Dans un entretien avec la journaliste Dominique Arban de 1968, Louis Aragon raconte : « Le cubisme littéraire, dada ensuite, brouille et on se mit, dans la presse, tout à fait en-dehors de nous, à nous appeler les « surréalistes », mot emprunté à la préface des Mamelles de Tirésias d’Apollinaire, mot fait sur le modèle du mot surnaturaliste, qu’on trouve chez Gérard de Nerval. »
Et de compléter : « Nous voulions, à tout cela, donner une certaine cohésion, et nous avons accepté l’extension du terme surréaliste, mais tout d’abord en nous arrogeant le droit de fixer le sens du mot. C’est à moi qu’il incomba de le faire, car le Manifeste du surréalisme d’André Breton écrit pendant l’été 1924 est postérieur à un texte de moi, lequel s’appelle Une vague de rêves, remis à cette revue en juin et qui parut au début d’octobre 1924 dans Commerce. » Publié dans la revue de Paul Valéry, Léon-Paul Fargue et Valery Larbaud, mais aussi tiré en plaquette, avec la mention « Hors commerce ».

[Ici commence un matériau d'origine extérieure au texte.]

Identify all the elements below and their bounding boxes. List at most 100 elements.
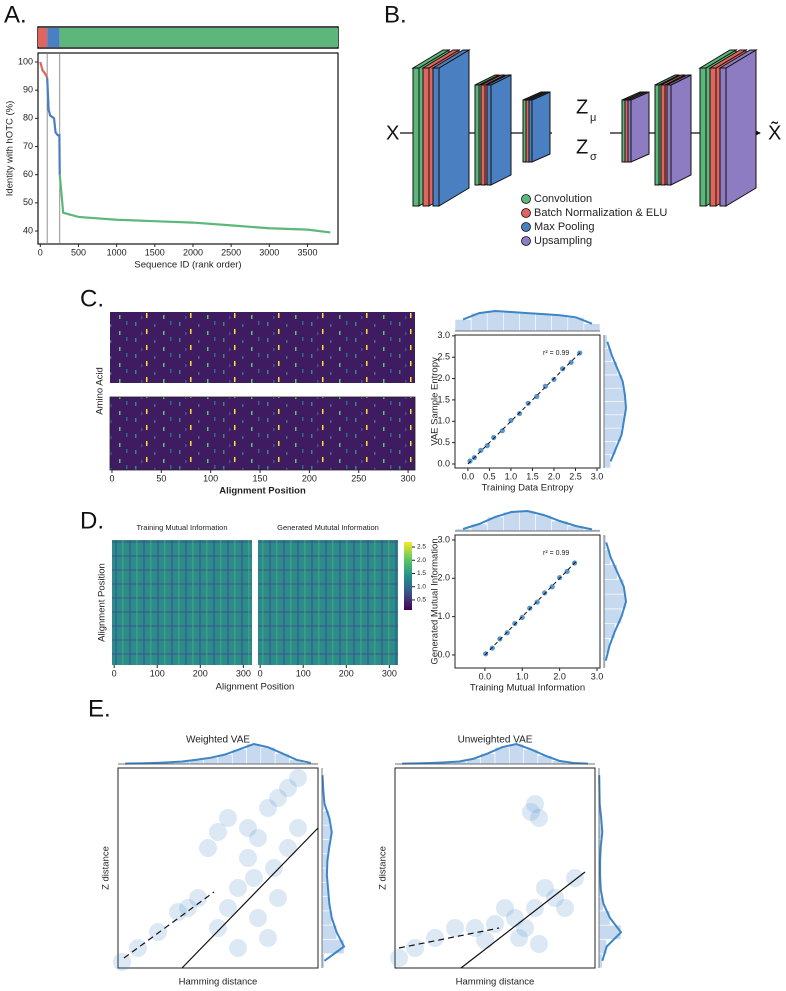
y-tick-label: 3.0 [437,330,450,340]
point [491,434,497,441]
point [249,829,267,847]
layer-side [670,74,692,186]
point [289,769,307,787]
x-tick-label: 100 [296,668,311,678]
point [229,939,247,957]
point [516,919,534,937]
x-marginal-curve [462,309,593,325]
layer-front [412,67,420,207]
y-axis-label: Generated Mutual Information [430,538,441,664]
point [245,869,263,887]
heatmap-image [112,540,252,665]
x-tick-label: 2000 [183,247,203,257]
layer-front [480,84,486,186]
point [512,620,518,627]
y-marginal-bar [598,953,603,969]
x-tick-label: 1.0 [516,671,529,681]
layer-top [480,74,506,86]
y-axis-label: Amino Acid [95,367,106,415]
legend-swatch [521,208,531,218]
plot-frame [117,767,319,969]
x-axis-label: Alignment Position [216,682,295,693]
x-tick-label: 2500 [221,247,241,257]
panel-letter: E. [88,695,111,722]
layer-front [528,99,533,163]
point [269,789,287,807]
colorbar-label: 0.5 [417,597,426,604]
point [219,899,237,917]
point [549,584,555,590]
x-marginal-bar [535,313,552,332]
x-tick-label: 150 [253,473,268,483]
plot-frame [454,334,601,469]
heatmap-image [258,540,398,665]
layer-front [432,67,440,207]
point [556,899,574,917]
x-tick-label: 300 [401,473,416,483]
layer-top [698,49,738,69]
line-series [46,77,61,175]
x-tick-label: 0.0 [462,471,475,481]
x-tick-label: 200 [193,668,208,678]
point [484,443,490,449]
input-label: X [386,122,399,144]
heatmap-title: Generated Mututal Information [277,523,379,532]
point [478,447,484,453]
x-tick-label: 300 [382,668,397,678]
latent-subscript: μ [590,112,596,124]
point [530,935,548,953]
group-strip [59,28,338,47]
x-tick-label: 50 [156,473,166,483]
panel-letter: C. [80,285,104,312]
heatmap-frame [109,396,416,471]
y-tick-label: 2.5 [437,352,450,362]
x-tick-label: 0.5 [483,471,496,481]
x-tick-label: 1.0 [505,471,518,481]
point [536,879,554,897]
point [219,809,237,827]
group-strip [47,28,60,47]
x-marginal-bar [503,511,520,532]
y-tick-label: 60 [23,169,33,179]
layer-top [486,74,512,86]
point [467,458,473,464]
fit-line [181,827,319,969]
plot-frame [454,534,601,669]
x-tick-label: 1000 [107,247,127,257]
point [486,915,504,933]
x-axis-label: Training Mutual Information [470,683,585,694]
line-series [58,174,331,234]
layer-top [708,49,748,69]
point [496,899,514,917]
x-marginal-bar [503,311,520,332]
point [534,393,540,400]
point [489,645,495,651]
x-axis-label: Sequence ID (rank order) [134,260,241,271]
x-tick-label: 2.0 [553,671,566,681]
y-tick-label: 3.0 [437,534,450,544]
x-axis-label: Hamming distance [456,977,535,988]
y-marginal-bar [603,593,627,610]
layer-front [719,67,727,207]
point [526,899,544,917]
layer-top [431,49,471,69]
y-tick-label: 80 [23,113,33,123]
y-marginal-bar [321,953,325,969]
layer-front [660,84,666,186]
x-tick-label: 3.0 [591,671,604,681]
line-series [39,61,49,79]
group-strip [38,28,48,47]
plot-frame [394,767,596,969]
point [279,779,297,797]
latent-label: Z [576,96,588,118]
point [499,428,505,434]
layer-top [666,74,692,86]
layer-front [422,67,430,207]
y-tick-label: 0.0 [437,649,450,659]
x-marginal-curve [402,742,588,765]
point [497,636,503,642]
x-axis-label: Training Data Entropy [481,483,573,494]
y-tick-label: 0.5 [437,437,450,447]
layer-side [630,91,650,163]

Le Premier Manifeste du Surréalisme, signé André Breton, est lui né d'un projet de préface à son texte, Poisson soluble. Durant l'été 1924, ses pensées se développèrent en une réflexion théorique substantielle qui donna le manifeste. La Pléiade a publié un tirage spécial du texte le 19 septembre dernier, accompagné d'autres textes écrits par André Breton, jusqu'en 1962.
À ceux-ci rien ne fera entendre la vraie nature du réel, qu’il n’est qu’un rapport comme un autre, que l’essence des choses n’est aucunement liée à leur réalité, qu’il y a d’autres rapports que le réel que l’esprit peut saisir, et qui sont aussi premiers, comme le hasard, l’illusion, le fantastique, le rêve. Ces diverses espèces sont réunies et conciliées dans un genre, qui est la surréalité. (...) La lumière surréaliste, comme dans les yeux de toutes les femmes.
- Une vague de rêves, de Louis Aragon
Aujourd’hui, Une vague de rêves résonne comme le bilan d’un mouvement de plusieurs années, qui pour l’auteur du Fou d’Elsa ressemble déjà à un passé fécond. C’est en 1919 que le premier texte dit « surréaliste » est écrit par André Breton et Philippe Soupault, Les champs magnétiques. Le mot était alors synonyme d’écriture automatique, témoigne encore Aragon : « Breton et Soupault s’étaient attachés à reproduire à l’état de veille des phrases ainsi « dictée » en essayant d’abolir la censure consciente, par la vitesse d’écriture. La main qui écrit invente ainsi plus vite que l’esprit ne pense. »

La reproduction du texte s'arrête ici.